Тама застыла над коробкой с кофейным сервизом, подделка под знаменитую «Мадонну». Размазанные фигурки дам в кринолинах и кавалеров в париках, много растекшегося, небрежно положенного фальшивого золота и потертого перламутра. Вспомнил – весь импорт делают на Малой Арнаутской.
Тамара восседала посередине комнаты, заваленной барахлом, как царица среди сокровищ, и хмуро, внимательно и раздраженно разглядывала свое добро. Выбирала, прикидывала, что жалко, а что не очень, что прилично, а что нет.
Оглянувшись, Журавлев пристроился на краешке стула – все остальное было завалено.
– Ну что, Там? Проблема века? Давай помогу.
Тамара махнула рукой – дескать, какой от тебя толк, что вы, мужики, соображаете?
– Ладно, – миролюбиво предложил Журавлев, – я варю кофе и жду-пожду тебя. Позавтракаем, а там и разберемся. Согласна?
Тамара снова не ответила. «Какая сосредоточенность, – усмехнулся он, – просто вопрос жизни и смерти. Но размеры запасов впечатляют! Вот уж Тама настоящая Коробочка, не ожидал!»
В его семье про накопительство и не слыхивали – жили легко и беззаботно. Нет, бабушка еще старалась дочку охолонить, но охолонить его мать было невозможно. Синеглазая красавица с лучезарной улыбкой и девичьей талией, она шла по жизни легко. «Вприпрыжку», – как говорила бабушка. В день зарплаты приносила свертки с вкусными вещами, обязательно торт и шампанское. И непременно игрушку Журавлеву, ну и что-то себе.
Мама обожала комиссионки и была там завсегдатаем. «Девочки» откладывали ей импортные товары – узкие клетчатые брючки, туфли на платформе, батники, курточки, юбки плиссе. Она и была похожа на иностранку – к ней пару раз обращались на английском.
Мама… как он ею восхищался! Не восхищался – боготворил. Знал, что его мама красивее всяких там зарубежных звезд – ей-богу, красивее! Красивее Софи Лорен, та вон какая длинноносая, а все восхищаются! Анни Жирардо вообще некрасивая, хотя симпатичная, милая, не поспоришь. А Брижит Бардо ему не нравилась – курносая и нахальная, сразу видно. И Мэрилин Монро не нравилась – лицо широкое, глупое, но с хитрецой. Мама была похожа на французскую Анжелику, актрису Мишель Мерсье. И немножко на Джину Лоллобриджиду.

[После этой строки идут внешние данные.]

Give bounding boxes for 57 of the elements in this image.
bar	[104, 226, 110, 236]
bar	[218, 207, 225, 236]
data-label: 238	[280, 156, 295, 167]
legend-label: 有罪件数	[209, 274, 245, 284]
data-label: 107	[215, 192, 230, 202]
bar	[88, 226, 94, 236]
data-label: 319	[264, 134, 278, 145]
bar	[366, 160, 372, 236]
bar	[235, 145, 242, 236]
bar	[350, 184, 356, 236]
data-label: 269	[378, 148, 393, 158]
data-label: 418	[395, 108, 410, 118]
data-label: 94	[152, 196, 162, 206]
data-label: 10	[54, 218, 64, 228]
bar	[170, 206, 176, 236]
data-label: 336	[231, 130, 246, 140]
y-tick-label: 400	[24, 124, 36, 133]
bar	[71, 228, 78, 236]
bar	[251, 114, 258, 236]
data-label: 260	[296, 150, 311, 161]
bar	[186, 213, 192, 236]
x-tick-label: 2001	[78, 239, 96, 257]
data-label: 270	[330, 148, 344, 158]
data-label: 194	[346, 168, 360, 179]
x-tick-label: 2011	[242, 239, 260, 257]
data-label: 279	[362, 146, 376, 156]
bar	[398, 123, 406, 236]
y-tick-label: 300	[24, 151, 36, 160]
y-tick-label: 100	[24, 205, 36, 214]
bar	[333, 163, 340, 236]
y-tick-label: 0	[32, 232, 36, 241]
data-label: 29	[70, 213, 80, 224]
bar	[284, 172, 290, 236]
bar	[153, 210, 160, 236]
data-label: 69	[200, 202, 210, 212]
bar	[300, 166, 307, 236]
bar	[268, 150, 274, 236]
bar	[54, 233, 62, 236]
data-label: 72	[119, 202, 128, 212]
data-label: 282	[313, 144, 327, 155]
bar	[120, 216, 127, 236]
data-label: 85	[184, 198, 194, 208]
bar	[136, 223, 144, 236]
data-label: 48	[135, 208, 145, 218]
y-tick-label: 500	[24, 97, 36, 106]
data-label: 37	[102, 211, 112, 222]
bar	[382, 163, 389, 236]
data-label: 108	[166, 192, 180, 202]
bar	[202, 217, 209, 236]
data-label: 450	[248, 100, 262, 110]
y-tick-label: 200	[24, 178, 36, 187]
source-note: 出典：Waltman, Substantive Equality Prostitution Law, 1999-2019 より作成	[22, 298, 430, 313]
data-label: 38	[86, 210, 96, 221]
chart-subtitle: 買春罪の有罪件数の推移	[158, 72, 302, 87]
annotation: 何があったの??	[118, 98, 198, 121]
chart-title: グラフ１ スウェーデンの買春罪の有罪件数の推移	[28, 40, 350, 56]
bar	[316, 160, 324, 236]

Зарплату профукивали за неделю. И бабушка начинала ворчать. Нет, свою пенсию – пенсион, как она говорила, – бабуля придерживала. «Иначе все мы давно бы умерли с голоду». Но что там бабулина пенсия? Заплатить за квартиру, и немного останется.
– Я коплю Игоряше на зимнюю куртку! – ругалась она с дочерью. – А ты? Мне снова открыть свой резерв?
«Интересно, – думал он, – а где у бабули этот резерв? И сколько там, в этом резерве?»
– Я собираю деньги на море для Игоря! Он весь год болел! Ты стрекоза, которая пропела лето! – ругалась бабуля. – Ты безответственный и безалаберный человек! Ты, Лена… ты, Лена, не мать!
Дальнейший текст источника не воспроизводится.